Luigi stava lavorando con alcune ragazze su una novella del Boccaccio, quando d’improvviso nella stanza del centro di aiuto allo studio era entrata Marim, sventolando un foglio bianco e chiedendo chi sapesse la risposta alla domanda che c’era scritta ma che non si riusciva a leggere.
“Che domanda è?” aveva chiesto Nadia, non si capiva se per modo di dire o se veramente intenzionata a prenderla sul serio.
Marim l’aveva guardata e si era lamentata perché solo a lei capitavano delle insegnanti così complicate e con il gusto di mettere in crisi gli studenti.
“Ho capito!” aveva reagito seccamente Nadia “ma che domanda è?”
Marim allora aveva messo nelle mani di Nadia il foglio bianco che aveva sventolato prima.
“Leggi ad alta voce!” aveva chiesto con determinazione Luigi.
“La domanda è: Che senso ha studiare?” aveva letto ad alta voce Nadia.
Era sceso un silenzio profondo. La domanda implicava che si ragionasse, non che si ripetesse una formula e le ragazze, abituate a studiare a memoria, si trovavano a disagio di fronte ad un simile interrogativo.
“Io – aveva tentato Sara – non ho questa domanda, studio perché devo, punto e stop”.
“Dài, chiediamo a Google, lui sa rispondere a tutto” aveva allora detto Fatima, pensando di avere fatto una gran bella scoperta. E tutte si erano messe a chiedere a Google che senso avesse studiare.
“No, no! Google, non latino o filosofia ma studiare a livello generale” aveva precisato Sara, e Google, con la sua voce metallica, le aveva risposto che le conoscenze acquisite le sarebbero servite poi nella vita futura.

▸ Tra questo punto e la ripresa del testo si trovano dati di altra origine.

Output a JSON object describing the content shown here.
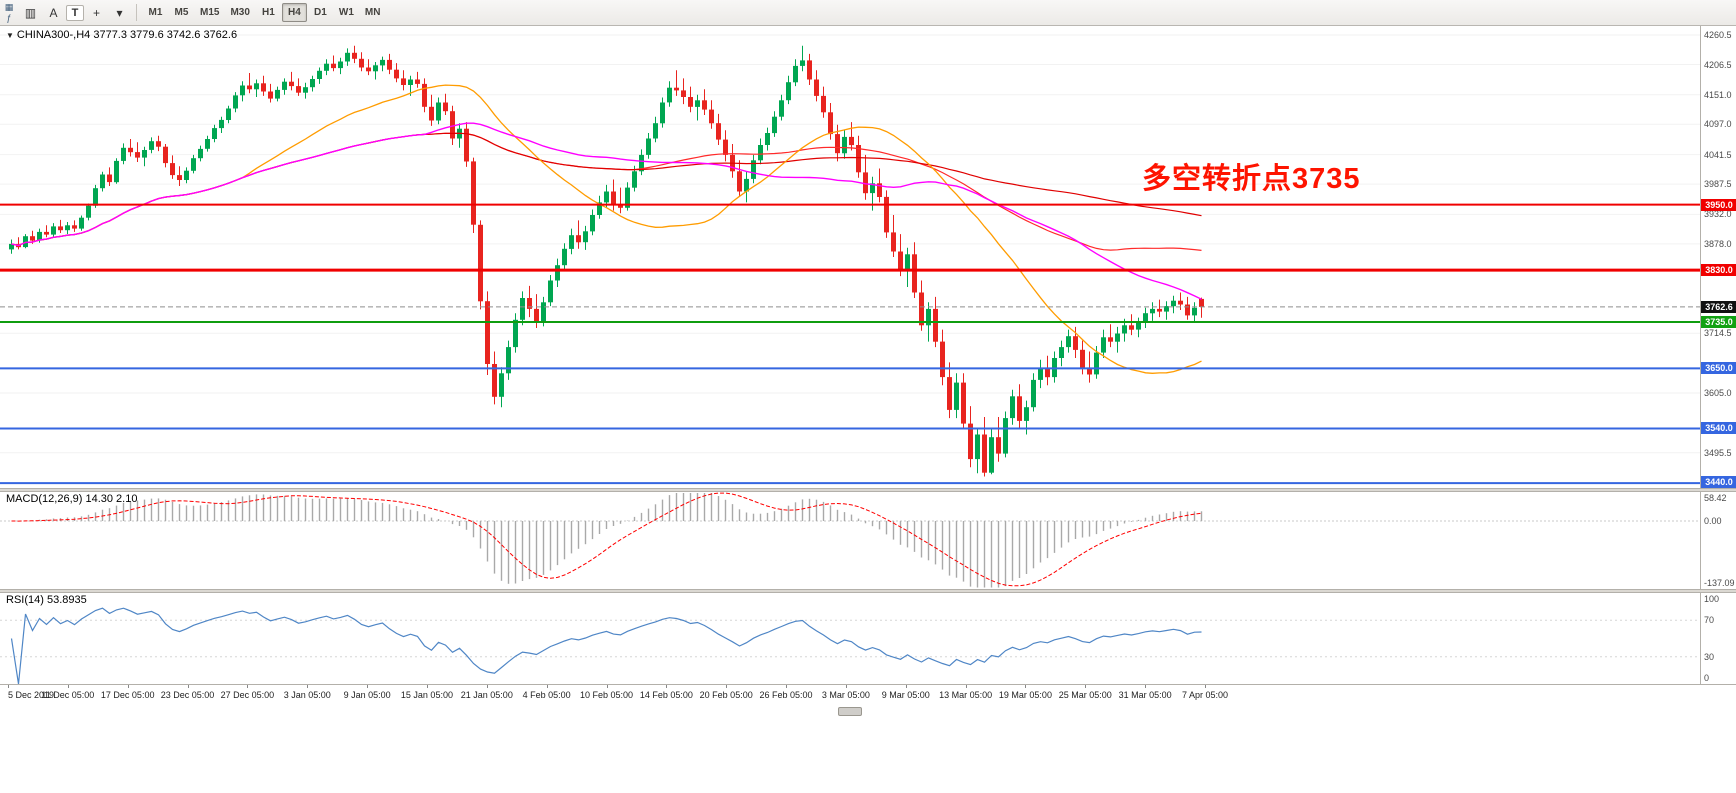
{
  "toolbar": {
    "corner_icons": [
      {
        "name": "chart-grid-icon",
        "glyph": "▦"
      },
      {
        "name": "function-icon",
        "glyph": "ƒ"
      }
    ],
    "icons": [
      {
        "name": "chart-window-icon",
        "glyph": "▥"
      },
      {
        "name": "cursor-tool-icon",
        "glyph": "A"
      },
      {
        "name": "text-tool-icon",
        "glyph": "T"
      },
      {
        "name": "crosshair-tool-icon",
        "glyph": "+"
      },
      {
        "name": "drawing-tools-dropdown-icon",
        "glyph": "▾"
      }
    ],
    "timeframes": [
      "M1",
      "M5",
      "M15",
      "M30",
      "H1",
      "H4",
      "D1",
      "W1",
      "MN"
    ],
    "active_timeframe": "H4"
  },
  "chart_data": {
    "type": "candlestick",
    "symbol": "CHINA300-",
    "timeframe": "H4",
    "title_icon": "▼",
    "title": "CHINA300-,H4 3777.3 3779.6 3742.6 3762.6",
    "ohlc": {
      "open": 3777.3,
      "high": 3779.6,
      "low": 3742.6,
      "close": 3762.6
    },
    "annotation": {
      "text": "多空转折点3735",
      "color": "#fe1400"
    },
    "colors": {
      "up": "#00a651",
      "down": "#e8241f"
    },
    "ylim": [
      3431,
      4277
    ],
    "price_ticks": [
      4260.5,
      4206.5,
      4151.0,
      4097.0,
      4041.5,
      3987.5,
      3932.0,
      3878.0,
      3714.5,
      3605.0,
      3495.5
    ],
    "price_badges": [
      {
        "label": "3950.0",
        "price": 3950.0,
        "bg": "#f00000"
      },
      {
        "label": "3830.0",
        "price": 3830.0,
        "bg": "#f00000"
      },
      {
        "label": "3762.6",
        "price": 3762.6,
        "bg": "#111111"
      },
      {
        "label": "3735.0",
        "price": 3735.0,
        "bg": "#12a112"
      },
      {
        "label": "3650.0",
        "price": 3650.0,
        "bg": "#3566e0"
      },
      {
        "label": "3540.0",
        "price": 3540.0,
        "bg": "#3566e0"
      },
      {
        "label": "3440.0",
        "price": 3440.0,
        "bg": "#3566e0"
      }
    ],
    "hlines": [
      {
        "label": "3950.0",
        "price": 3950.0,
        "color": "#f00000",
        "width": 2
      },
      {
        "label": "3830.0",
        "price": 3830.0,
        "color": "#f00000",
        "width": 3
      },
      {
        "label": "3735.0",
        "price": 3735.0,
        "color": "#0f9d0f",
        "width": 2
      },
      {
        "label": "3650.0",
        "price": 3650.0,
        "color": "#3566e0",
        "width": 2
      },
      {
        "label": "3540.0",
        "price": 3540.0,
        "color": "#3566e0",
        "width": 2
      },
      {
        "label": "3440.0",
        "price": 3440.0,
        "color": "#3566e0",
        "width": 2
      }
    ],
    "current_price": {
      "label": "3762.6",
      "value": 3762.6
    },
    "moving_averages": [
      {
        "name": "slow-red",
        "period": 90,
        "color": "#ff2a2a",
        "width": 1.2
      },
      {
        "name": "slowest-red",
        "period": 140,
        "color": "#e00000",
        "width": 1.2
      },
      {
        "name": "fast-orange",
        "period": 34,
        "color": "#ff9c00",
        "width": 1.3
      },
      {
        "name": "mid-magenta",
        "period": 60,
        "color": "#ff00ff",
        "width": 1.4
      }
    ],
    "x_labels": [
      "5 Dec 2019",
      "11 Dec 05:00",
      "17 Dec 05:00",
      "23 Dec 05:00",
      "27 Dec 05:00",
      "3 Jan 05:00",
      "9 Jan 05:00",
      "15 Jan 05:00",
      "21 Jan 05:00",
      "4 Feb 05:00",
      "10 Feb 05:00",
      "14 Feb 05:00",
      "20 Feb 05:00",
      "26 Feb 05:00",
      "3 Mar 05:00",
      "9 Mar 05:00",
      "13 Mar 05:00",
      "19 Mar 05:00",
      "25 Mar 05:00",
      "31 Mar 05:00",
      "7 Apr 05:00"
    ],
    "candles": [
      [
        3868,
        3886,
        3860,
        3878
      ],
      [
        3878,
        3890,
        3868,
        3872
      ],
      [
        3872,
        3896,
        3870,
        3892
      ],
      [
        3892,
        3902,
        3878,
        3884
      ],
      [
        3884,
        3906,
        3880,
        3900
      ],
      [
        3900,
        3912,
        3890,
        3895
      ],
      [
        3895,
        3916,
        3890,
        3910
      ],
      [
        3910,
        3922,
        3898,
        3903
      ],
      [
        3903,
        3918,
        3896,
        3912
      ],
      [
        3912,
        3921,
        3900,
        3906
      ],
      [
        3906,
        3930,
        3902,
        3926
      ],
      [
        3926,
        3952,
        3921,
        3948
      ],
      [
        3948,
        3986,
        3944,
        3980
      ],
      [
        3980,
        4010,
        3974,
        4005
      ],
      [
        4005,
        4018,
        3984,
        3991
      ],
      [
        3991,
        4035,
        3988,
        4030
      ],
      [
        4030,
        4062,
        4024,
        4054
      ],
      [
        4054,
        4070,
        4038,
        4046
      ],
      [
        4046,
        4064,
        4028,
        4036
      ],
      [
        4036,
        4056,
        4020,
        4050
      ],
      [
        4050,
        4073,
        4044,
        4066
      ],
      [
        4066,
        4076,
        4048,
        4056
      ],
      [
        4056,
        4061,
        4018,
        4026
      ],
      [
        4026,
        4040,
        3997,
        4004
      ],
      [
        4004,
        4020,
        3984,
        3995
      ],
      [
        3995,
        4018,
        3989,
        4012
      ],
      [
        4012,
        4041,
        4007,
        4035
      ],
      [
        4035,
        4058,
        4029,
        4052
      ],
      [
        4052,
        4076,
        4047,
        4070
      ],
      [
        4070,
        4096,
        4064,
        4090
      ],
      [
        4090,
        4111,
        4081,
        4105
      ],
      [
        4105,
        4131,
        4099,
        4126
      ],
      [
        4126,
        4156,
        4119,
        4150
      ],
      [
        4150,
        4176,
        4139,
        4168
      ],
      [
        4168,
        4191,
        4154,
        4161
      ],
      [
        4161,
        4179,
        4147,
        4172
      ],
      [
        4172,
        4186,
        4149,
        4157
      ],
      [
        4157,
        4171,
        4137,
        4144
      ],
      [
        4144,
        4166,
        4139,
        4160
      ],
      [
        4160,
        4181,
        4151,
        4175
      ],
      [
        4175,
        4193,
        4159,
        4167
      ],
      [
        4167,
        4181,
        4149,
        4155
      ],
      [
        4155,
        4173,
        4144,
        4165
      ],
      [
        4165,
        4186,
        4157,
        4180
      ],
      [
        4180,
        4201,
        4171,
        4195
      ],
      [
        4195,
        4216,
        4187,
        4208
      ],
      [
        4208,
        4223,
        4194,
        4200
      ],
      [
        4200,
        4219,
        4189,
        4212
      ],
      [
        4212,
        4236,
        4204,
        4228
      ],
      [
        4228,
        4241,
        4209,
        4217
      ],
      [
        4217,
        4229,
        4194,
        4201
      ],
      [
        4201,
        4216,
        4187,
        4194
      ],
      [
        4194,
        4211,
        4179,
        4205
      ],
      [
        4205,
        4221,
        4194,
        4215
      ],
      [
        4215,
        4226,
        4189,
        4197
      ],
      [
        4197,
        4209,
        4174,
        4181
      ],
      [
        4181,
        4196,
        4159,
        4169
      ],
      [
        4169,
        4186,
        4149,
        4179
      ],
      [
        4179,
        4193,
        4164,
        4171
      ],
      [
        4171,
        4181,
        4119,
        4129
      ],
      [
        4129,
        4151,
        4094,
        4104
      ],
      [
        4104,
        4146,
        4097,
        4137
      ],
      [
        4137,
        4153,
        4114,
        4121
      ],
      [
        4121,
        4131,
        4059,
        4071
      ],
      [
        4071,
        4099,
        4054,
        4089
      ],
      [
        4089,
        4101,
        4019,
        4029
      ],
      [
        4029,
        4036,
        3898,
        3913
      ],
      [
        3913,
        3921,
        3758,
        3773
      ],
      [
        3773,
        3791,
        3638,
        3658
      ],
      [
        3658,
        3681,
        3584,
        3598
      ],
      [
        3598,
        3652,
        3579,
        3641
      ],
      [
        3641,
        3701,
        3629,
        3689
      ],
      [
        3689,
        3751,
        3679,
        3739
      ],
      [
        3739,
        3791,
        3729,
        3779
      ],
      [
        3779,
        3801,
        3744,
        3759
      ],
      [
        3759,
        3786,
        3724,
        3734
      ],
      [
        3734,
        3781,
        3727,
        3771
      ],
      [
        3771,
        3821,
        3764,
        3811
      ],
      [
        3811,
        3851,
        3799,
        3839
      ],
      [
        3839,
        3879,
        3831,
        3869
      ],
      [
        3869,
        3906,
        3859,
        3894
      ],
      [
        3894,
        3921,
        3869,
        3881
      ],
      [
        3881,
        3911,
        3867,
        3901
      ],
      [
        3901,
        3941,
        3894,
        3931
      ],
      [
        3931,
        3966,
        3924,
        3954
      ],
      [
        3954,
        3986,
        3944,
        3974
      ],
      [
        3974,
        3996,
        3939,
        3951
      ],
      [
        3951,
        3981,
        3934,
        3944
      ],
      [
        3944,
        3991,
        3939,
        3981
      ],
      [
        3981,
        4021,
        3974,
        4011
      ],
      [
        4011,
        4051,
        4004,
        4041
      ],
      [
        4041,
        4081,
        4034,
        4071
      ],
      [
        4071,
        4111,
        4064,
        4099
      ],
      [
        4099,
        4146,
        4091,
        4137
      ],
      [
        4137,
        4176,
        4129,
        4164
      ],
      [
        4164,
        4196,
        4149,
        4159
      ],
      [
        4159,
        4181,
        4134,
        4147
      ],
      [
        4147,
        4166,
        4119,
        4129
      ],
      [
        4129,
        4151,
        4104,
        4141
      ],
      [
        4141,
        4161,
        4114,
        4124
      ],
      [
        4124,
        4141,
        4089,
        4099
      ],
      [
        4099,
        4116,
        4059,
        4069
      ],
      [
        4069,
        4086,
        4029,
        4041
      ],
      [
        4041,
        4061,
        3999,
        4011
      ],
      [
        4011,
        4031,
        3964,
        3974
      ],
      [
        3974,
        4011,
        3954,
        3997
      ],
      [
        3997,
        4041,
        3989,
        4031
      ],
      [
        4031,
        4071,
        4024,
        4059
      ],
      [
        4059,
        4091,
        4049,
        4081
      ],
      [
        4081,
        4121,
        4074,
        4111
      ],
      [
        4111,
        4151,
        4104,
        4141
      ],
      [
        4141,
        4186,
        4134,
        4174
      ],
      [
        4174,
        4216,
        4167,
        4204
      ],
      [
        4204,
        4241,
        4194,
        4214
      ],
      [
        4214,
        4226,
        4169,
        4179
      ],
      [
        4179,
        4196,
        4139,
        4149
      ],
      [
        4149,
        4166,
        4109,
        4119
      ],
      [
        4119,
        4136,
        4069,
        4079
      ],
      [
        4079,
        4096,
        4029,
        4044
      ],
      [
        4044,
        4086,
        4034,
        4074
      ],
      [
        4074,
        4101,
        4049,
        4059
      ],
      [
        4059,
        4076,
        3999,
        4009
      ],
      [
        4009,
        4041,
        3959,
        3971
      ],
      [
        3971,
        4001,
        3939,
        3989
      ],
      [
        3989,
        4016,
        3954,
        3964
      ],
      [
        3964,
        3976,
        3889,
        3899
      ],
      [
        3899,
        3931,
        3854,
        3864
      ],
      [
        3864,
        3896,
        3819,
        3829
      ],
      [
        3829,
        3871,
        3799,
        3859
      ],
      [
        3859,
        3881,
        3779,
        3789
      ],
      [
        3789,
        3811,
        3719,
        3729
      ],
      [
        3729,
        3771,
        3699,
        3759
      ],
      [
        3759,
        3781,
        3689,
        3699
      ],
      [
        3699,
        3721,
        3619,
        3634
      ],
      [
        3634,
        3661,
        3559,
        3574
      ],
      [
        3574,
        3641,
        3559,
        3624
      ],
      [
        3624,
        3641,
        3539,
        3549
      ],
      [
        3549,
        3581,
        3469,
        3484
      ],
      [
        3484,
        3541,
        3458,
        3529
      ],
      [
        3529,
        3561,
        3452,
        3459
      ],
      [
        3459,
        3541,
        3456,
        3524
      ],
      [
        3524,
        3561,
        3479,
        3494
      ],
      [
        3494,
        3571,
        3487,
        3559
      ],
      [
        3559,
        3611,
        3547,
        3599
      ],
      [
        3599,
        3621,
        3539,
        3554
      ],
      [
        3554,
        3591,
        3529,
        3579
      ],
      [
        3579,
        3641,
        3571,
        3629
      ],
      [
        3629,
        3666,
        3614,
        3649
      ],
      [
        3649,
        3673,
        3619,
        3634
      ],
      [
        3634,
        3681,
        3624,
        3669
      ],
      [
        3669,
        3701,
        3654,
        3689
      ],
      [
        3689,
        3721,
        3679,
        3709
      ],
      [
        3709,
        3726,
        3669,
        3684
      ],
      [
        3684,
        3701,
        3639,
        3651
      ],
      [
        3651,
        3681,
        3624,
        3639
      ],
      [
        3639,
        3691,
        3631,
        3679
      ],
      [
        3679,
        3721,
        3669,
        3707
      ],
      [
        3707,
        3731,
        3689,
        3699
      ],
      [
        3699,
        3726,
        3679,
        3714
      ],
      [
        3714,
        3741,
        3699,
        3729
      ],
      [
        3729,
        3749,
        3711,
        3721
      ],
      [
        3721,
        3743,
        3707,
        3734
      ],
      [
        3734,
        3761,
        3724,
        3751
      ],
      [
        3751,
        3771,
        3737,
        3759
      ],
      [
        3759,
        3776,
        3744,
        3754
      ],
      [
        3754,
        3773,
        3739,
        3764
      ],
      [
        3764,
        3783,
        3751,
        3774
      ],
      [
        3774,
        3789,
        3757,
        3767
      ],
      [
        3767,
        3781,
        3739,
        3747
      ],
      [
        3747,
        3771,
        3734,
        3761
      ],
      [
        3777.3,
        3779.6,
        3742.6,
        3762.6
      ]
    ],
    "macd": {
      "label": "MACD(12,26,9) 14.30 2.10",
      "fast": 12,
      "slow": 26,
      "signal": 9,
      "main_value": 14.3,
      "signal_value": 2.1,
      "ylim": [
        -137.09,
        58.42
      ],
      "ticks": [
        {
          "label": "58.42",
          "value": 58.42
        },
        {
          "label": "0.00",
          "value": 0
        },
        {
          "label": "-137.09",
          "value": -137.09
        }
      ],
      "hist_color": "#a9a9a9",
      "signal_color": "#ff0000"
    },
    "rsi": {
      "label": "RSI(14) 53.8935",
      "period": 14,
      "value": 53.8935,
      "ylim": [
        0,
        100
      ],
      "ticks": [
        {
          "label": "100",
          "value": 100
        },
        {
          "label": "70",
          "value": 70
        },
        {
          "label": "30",
          "value": 30
        },
        {
          "label": "0",
          "value": 0
        }
      ],
      "levels": [
        70,
        30
      ],
      "line_color": "#4f86c6"
    }
  }
}
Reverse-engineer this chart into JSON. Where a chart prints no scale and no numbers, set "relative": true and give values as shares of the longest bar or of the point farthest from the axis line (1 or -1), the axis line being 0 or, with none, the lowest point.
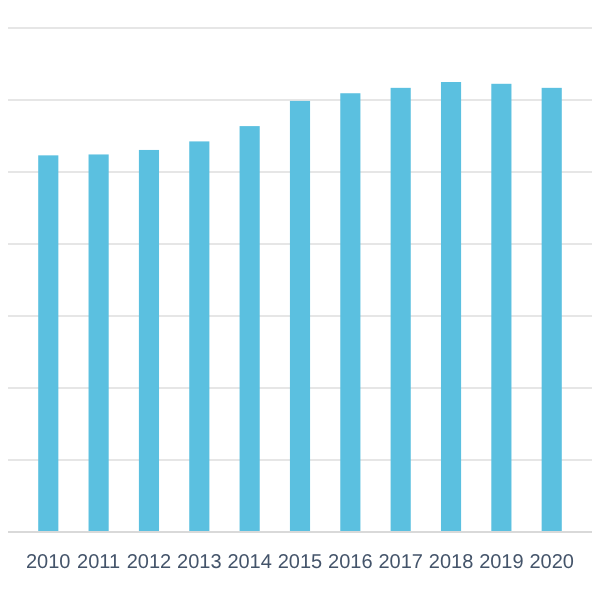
{
  "chart_data": {
    "type": "bar",
    "relative": true,
    "categories": [
      "2010",
      "2011",
      "2012",
      "2013",
      "2014",
      "2015",
      "2016",
      "2017",
      "2018",
      "2019",
      "2020"
    ],
    "values": [
      0.837,
      0.839,
      0.849,
      0.868,
      0.902,
      0.958,
      0.975,
      0.987,
      1,
      0.996,
      0.987
    ],
    "color": "#5bc0e0",
    "grid": "y"
  }
}
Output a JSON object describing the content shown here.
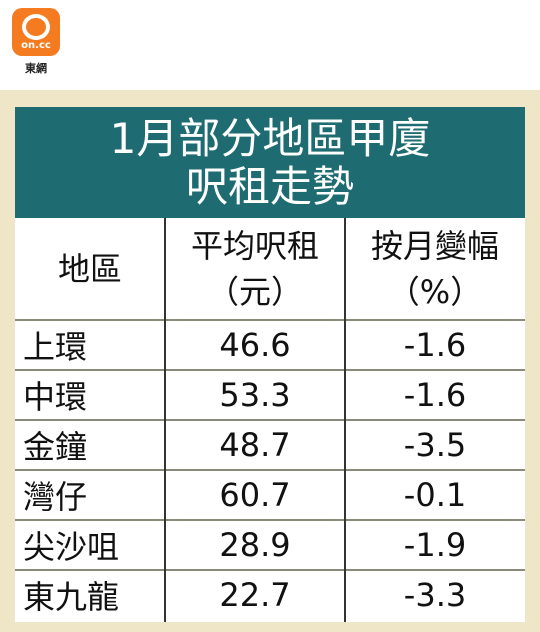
{
  "logo": {
    "text": "on.cc",
    "caption": "東網"
  },
  "header": {
    "title_lines": [
      "1月部分地區甲廈",
      "呎租走勢"
    ]
  },
  "table": {
    "columns": [
      [
        "地區"
      ],
      [
        "平均呎租",
        "（元）"
      ],
      [
        "按月變幅",
        "（%）"
      ]
    ],
    "rows": [
      [
        "上環",
        "46.6",
        "-1.6"
      ],
      [
        "中環",
        "53.3",
        "-1.6"
      ],
      [
        "金鐘",
        "48.7",
        "-3.5"
      ],
      [
        "灣仔",
        "60.7",
        "-0.1"
      ],
      [
        "尖沙咀",
        "28.9",
        "-1.9"
      ],
      [
        "東九龍",
        "22.7",
        "-3.3"
      ]
    ]
  }
}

Sara aveva replicato che non le bastava quella risposta.
“Certo che mi sarà utile domani ciò che sto studiando adesso, ma io voglio sapere perché devo studiare ora” e Google stava in un imbarazzante silenzio, come le ragazze, come Luigi.
“Scrivo quello che ha detto Google” aveva allora chiuso il discorso Marim che aveva un compito impellente, infatti doveva rispondere alla domanda per iscritto.
“No, Marim, aspetta un attimo” l’aveva fermata Luigi e rivolgendosi a tutte le ragazze aveva rilanciato la domanda. “Ma perché, perché studiate?”
“Io sono d’accordo con Google, io studio perché bisogna farlo, se non lo facessi non avrei in futuro una professione dignitosa” aveva affermato in modo stentoreo Nadia.
“Solo per questo?” l’aveva incalzata Luigi e Nadia aveva risposto che vi era certo qualcosa d’altro ma non riusciva a dire che cosa.
Luigi aveva insistito, ma nessuna delle ragazze pareva cogliere il perché della sua caparbia insistenza, anzi cominciavano ad emergere le lamentele di chi non ce la faceva più di una scuola sempre più faticosa. Sara allora aveva di nuovo sottolineato che a lei non bastava il domani come ragione della fatica dell’oggi.
“E allora?” aveva richiesto Luigi, “e allora?” aveva insistito “perché lo fai?”
“Boh!” aveva risposto Sara a Luigi, che avrebbe voluto prenderla a sberle per quella sua resistenza a guardare dentro la sua giornata.
“Sara, perché studi? Perché vieni qui a studiare? Perché?”
“Perché studiare, imparare, fa crescere me! Perché è per me!” aveva detto allora Sara, come sorpresa di qualcosa che in realtà le stava accadendo, ma che aveva avuto bisogno di Luigi per essere afferrato.